We’ve been meaning to write about the sad case of Massiel Pacheco for a while, but … así estarán las cosas … things are so bad that the case has gotten lost in the shuffle of news coming out of Venezuela.
Massiel Pacheco is a working class food vendor in Caracas’ Parque del Este. A few weeks ago, upon arriving to her food stall to begin her shift, she found a bag containing what seemed like homemade explosives.
After consulting with her co-workers, she decided to go to the authorities and alert them of what she had found. She ended up behind bars and charged with terrorism. She now languishes in Los Teques’ female prison awaiting trial, the only person charged with terrorism since the protest movement began.
El Nacional’s Laura Castillo wrote an extensive profile of the sad Massiel affair, including interviews with her relatives. The money quote:
Leaving the bag anywhere was not an option: they could go off in a place teeming with people. Without being able to hand them over to the authorities, she left them close to where she was. At 2 pm, a commission from the National Guard came and, after a struggle, took Pacheco away in a motorcycle.
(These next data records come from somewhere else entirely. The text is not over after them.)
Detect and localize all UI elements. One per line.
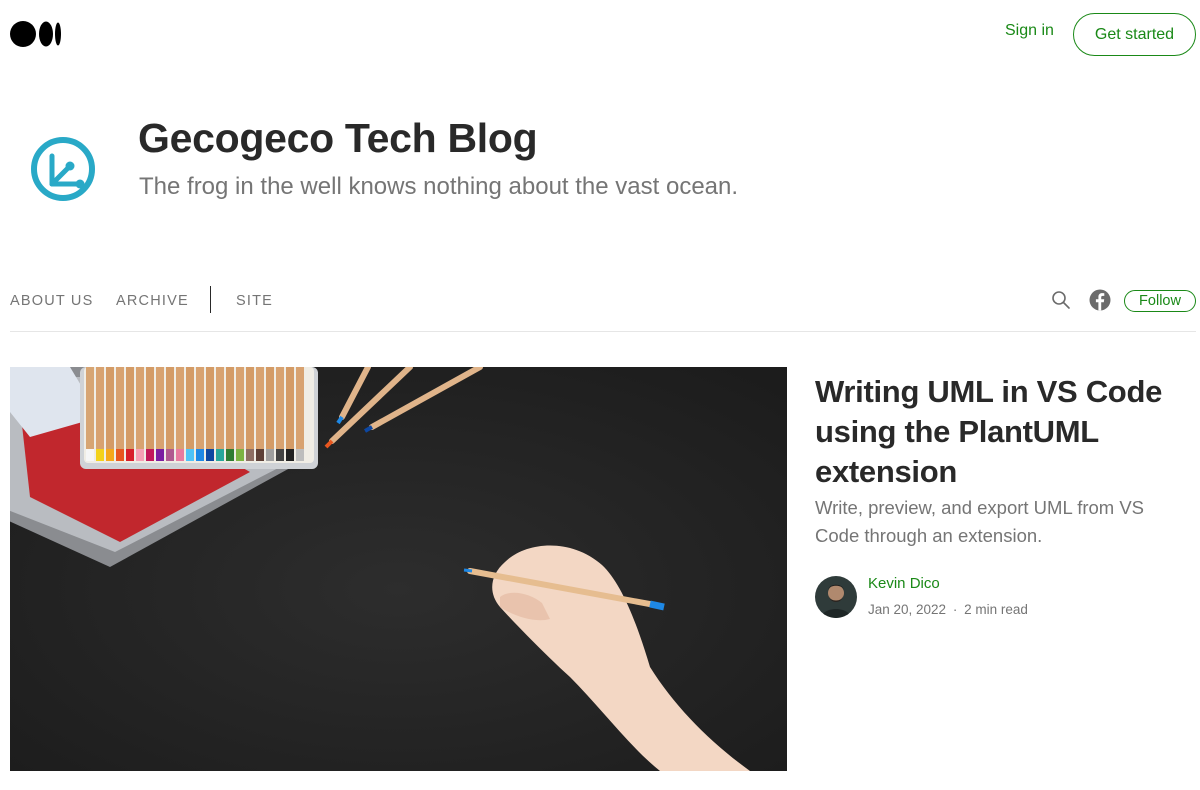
blog-nav: ABOUT US ARCHIVE SITE Follow xyxy=(0,280,1200,332)
get-started-button[interactable]: Get started xyxy=(1073,13,1196,56)
pencils-on-dark-background-image xyxy=(10,367,787,771)
article-title[interactable]: Writing UML in VS Code using the PlantUM… xyxy=(815,372,1190,492)
article-feature-image[interactable] xyxy=(10,367,787,771)
article-subtitle[interactable]: Write, preview, and export UML from VS C… xyxy=(815,494,1190,550)
search-icon[interactable] xyxy=(1051,290,1071,310)
author-avatar[interactable] xyxy=(815,576,857,618)
meta-separator: · xyxy=(952,602,958,617)
nav-item-site[interactable]: SITE xyxy=(236,293,273,309)
top-bar: Sign in Get started xyxy=(0,0,1200,70)
article-meta: Jan 20, 2022 · 2 min read xyxy=(868,602,1028,617)
follow-button[interactable]: Follow xyxy=(1124,290,1196,312)
facebook-icon[interactable] xyxy=(1089,289,1111,311)
publish-date: Jan 20, 2022 xyxy=(868,602,947,617)
sign-in-link[interactable]: Sign in xyxy=(1005,22,1054,40)
blog-logo-icon[interactable] xyxy=(28,134,98,204)
blog-tagline: The frog in the well knows nothing about… xyxy=(139,173,739,200)
blog-title[interactable]: Gecogeco Tech Blog xyxy=(138,115,538,162)
nav-divider-line xyxy=(10,331,1196,332)
nav-divider xyxy=(210,286,211,313)
nav-item-about-us[interactable]: ABOUT US xyxy=(10,293,93,309)
read-time: 2 min read xyxy=(964,602,1028,617)
nav-item-archive[interactable]: ARCHIVE xyxy=(116,293,189,309)
medium-logo-icon[interactable] xyxy=(10,21,62,47)
author-name[interactable]: Kevin Dico xyxy=(868,575,940,592)
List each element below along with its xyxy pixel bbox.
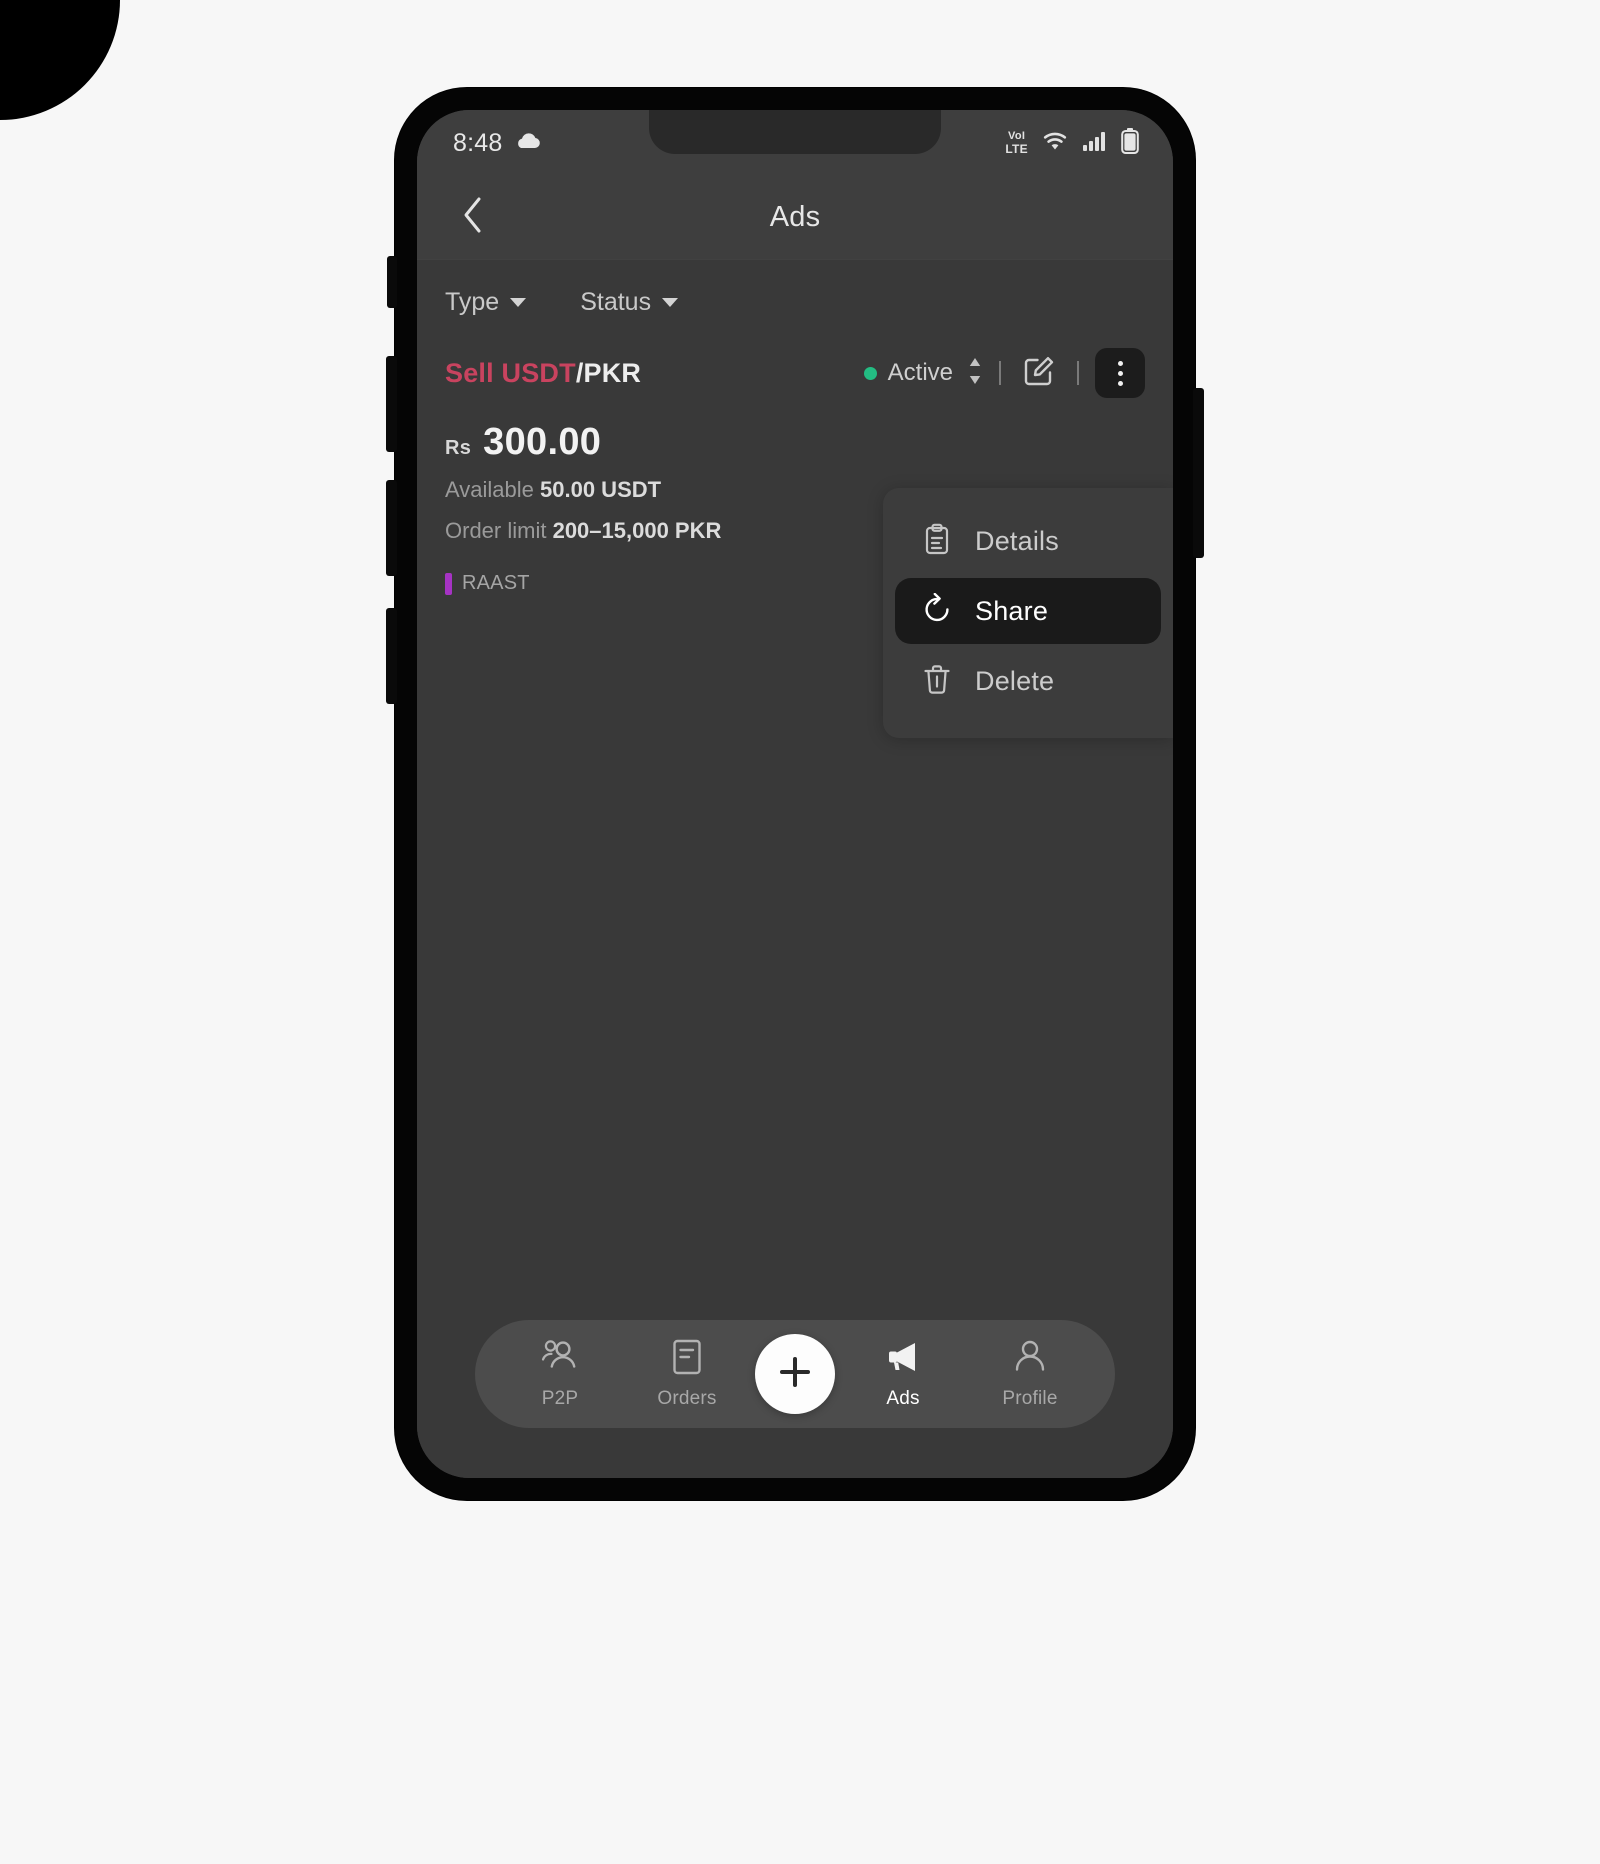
kebab-dot	[1117, 360, 1123, 366]
person-icon	[1012, 1338, 1048, 1381]
create-ad-button[interactable]	[755, 1334, 835, 1414]
order-limit-label: Order limit	[445, 518, 547, 544]
nav-item-ads[interactable]: Ads	[844, 1338, 962, 1410]
divider	[1077, 361, 1079, 385]
filter-type-label: Type	[445, 288, 500, 316]
chevron-down-icon	[510, 298, 527, 307]
volte-line-1: VoI	[1008, 130, 1026, 142]
battery-icon	[1121, 127, 1139, 159]
ad-context-menu: Details Share Delete	[883, 488, 1173, 738]
menu-item-label: Delete	[975, 665, 1055, 696]
filter-status[interactable]: Status	[580, 288, 679, 317]
status-badge: Active	[887, 359, 953, 386]
main-content: Type Status Sell USDT/PKR Active Rs 300.…	[417, 260, 1173, 1478]
volume-down-button[interactable]	[386, 480, 397, 576]
status-bar-left: 8:48	[453, 129, 541, 158]
currency-symbol: Rs	[445, 437, 472, 459]
cellular-signal-icon	[1082, 131, 1108, 156]
ad-price: 300.00	[483, 421, 602, 463]
nav-label: Orders	[657, 1388, 717, 1409]
menu-item-label: Details	[975, 525, 1059, 556]
payment-method-tag: RAAST	[445, 572, 530, 595]
silent-switch-button[interactable]	[387, 256, 397, 308]
menu-item-share[interactable]: Share	[895, 578, 1161, 644]
phone-screen: 8:48 VoI LTE Ads Type Status Sell USDT/P…	[417, 110, 1173, 1478]
filter-type[interactable]: Type	[445, 288, 527, 317]
volume-up-button[interactable]	[386, 356, 397, 452]
order-limit-value: 200–15,000 PKR	[552, 518, 722, 544]
kebab-dot	[1117, 380, 1123, 386]
volte-icon: VoI LTE	[1005, 130, 1028, 156]
payment-method-name: RAAST	[462, 572, 530, 595]
up-down-arrows-icon[interactable]	[967, 356, 983, 391]
menu-item-delete[interactable]: Delete	[895, 648, 1161, 714]
filter-status-label: Status	[580, 288, 652, 316]
available-label: Available	[445, 477, 534, 502]
page-canvas: 8:48 VoI LTE Ads Type Status Sell USDT/P…	[0, 0, 1600, 1864]
payment-method-color-bar	[445, 572, 452, 595]
megaphone-icon	[883, 1338, 923, 1381]
clipboard-icon	[921, 523, 953, 560]
nav-label: Ads	[886, 1388, 920, 1409]
wifi-icon	[1041, 130, 1069, 157]
app-bar: Ads	[417, 176, 1173, 260]
divider	[999, 361, 1001, 385]
bottom-navigation: P2P Orders Ads Profile	[417, 1320, 1173, 1428]
nav-item-orders[interactable]: Orders	[628, 1338, 746, 1410]
document-icon	[670, 1338, 704, 1381]
status-bar-right: VoI LTE	[1005, 127, 1139, 159]
status-clock: 8:48	[453, 128, 503, 157]
nav-item-p2p[interactable]: P2P	[501, 1338, 619, 1410]
ad-actions: Active	[863, 348, 1145, 398]
status-badge-dot	[863, 366, 877, 380]
chevron-down-icon	[662, 298, 679, 307]
ad-pair: Sell USDT/PKR	[445, 358, 641, 389]
plus-icon	[775, 1352, 815, 1397]
ad-side-label: Sell USDT	[445, 357, 576, 388]
menu-item-label: Share	[975, 595, 1049, 626]
edit-ad-button[interactable]	[1017, 351, 1061, 395]
back-button[interactable]	[447, 192, 499, 244]
page-title: Ads	[769, 201, 821, 233]
cloud-icon	[515, 132, 541, 155]
volte-line-2: LTE	[1005, 142, 1028, 156]
nav-label: P2P	[541, 1388, 579, 1409]
ad-more-menu-button[interactable]	[1095, 348, 1145, 398]
bottom-nav-pill: P2P Orders Ads Profile	[475, 1320, 1115, 1428]
chevron-left-icon	[461, 196, 485, 239]
ad-price-row: Rs 300.00	[445, 421, 1145, 464]
edit-square-icon	[1022, 354, 1056, 393]
people-icon	[539, 1338, 581, 1381]
extra-side-button[interactable]	[386, 608, 397, 704]
phone-frame: 8:48 VoI LTE Ads Type Status Sell USDT/P…	[386, 88, 1204, 1500]
trash-icon	[921, 663, 953, 700]
decorative-corner	[0, 0, 120, 120]
available-value: 50.00 USDT	[540, 477, 662, 502]
ad-card-header: Sell USDT/PKR Active	[445, 345, 1145, 401]
power-button[interactable]	[1193, 388, 1204, 558]
nav-item-profile[interactable]: Profile	[971, 1338, 1089, 1410]
filter-bar: Type Status	[417, 260, 1173, 335]
nav-label: Profile	[1002, 1388, 1058, 1409]
share-circle-icon	[921, 592, 953, 630]
menu-item-details[interactable]: Details	[895, 508, 1161, 574]
kebab-dot	[1117, 370, 1123, 376]
ad-quote-label: /PKR	[575, 357, 642, 388]
display-notch	[649, 110, 941, 154]
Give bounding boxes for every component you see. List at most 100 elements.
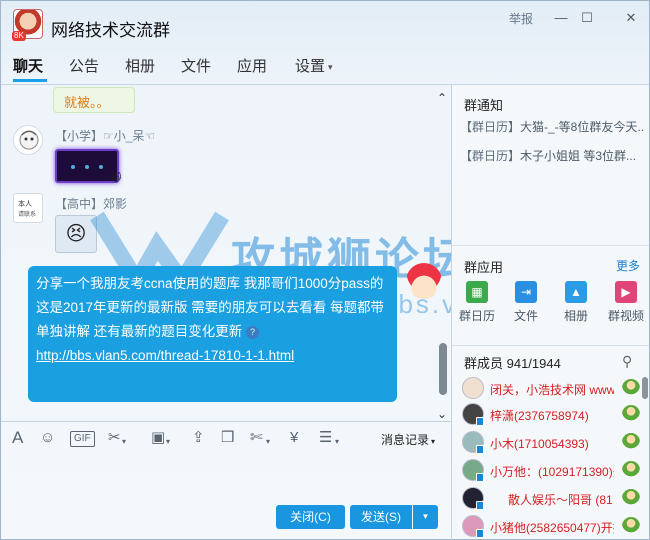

They also carried the explosives in the motorcycle, according to eyewitnesses. “If they are so dangerous, why would they take them in a motorcycle?” wonders Liendo whom, along with other food salesmen, was subpoenaed tomorrow.
According to eyewitnesses, the two militia members [that Pacheco approached initially] never called a bomb expert, nor did they guard the evidence. None of the two have come back to the park.
Santiago (Massiel’s young son) has not been able to visit her in prison, even though she is still nursing him. “I am sleeping with him ever since Massiel left. He wakes up in the morning wanting to nurse, and when he sees it’s me he gets very angry,” says Massiel’s 62-year old grandmother. “Since his mother was taken, he has become very aggressive.” Santiago, withouth knowing it yet, will also have to wait.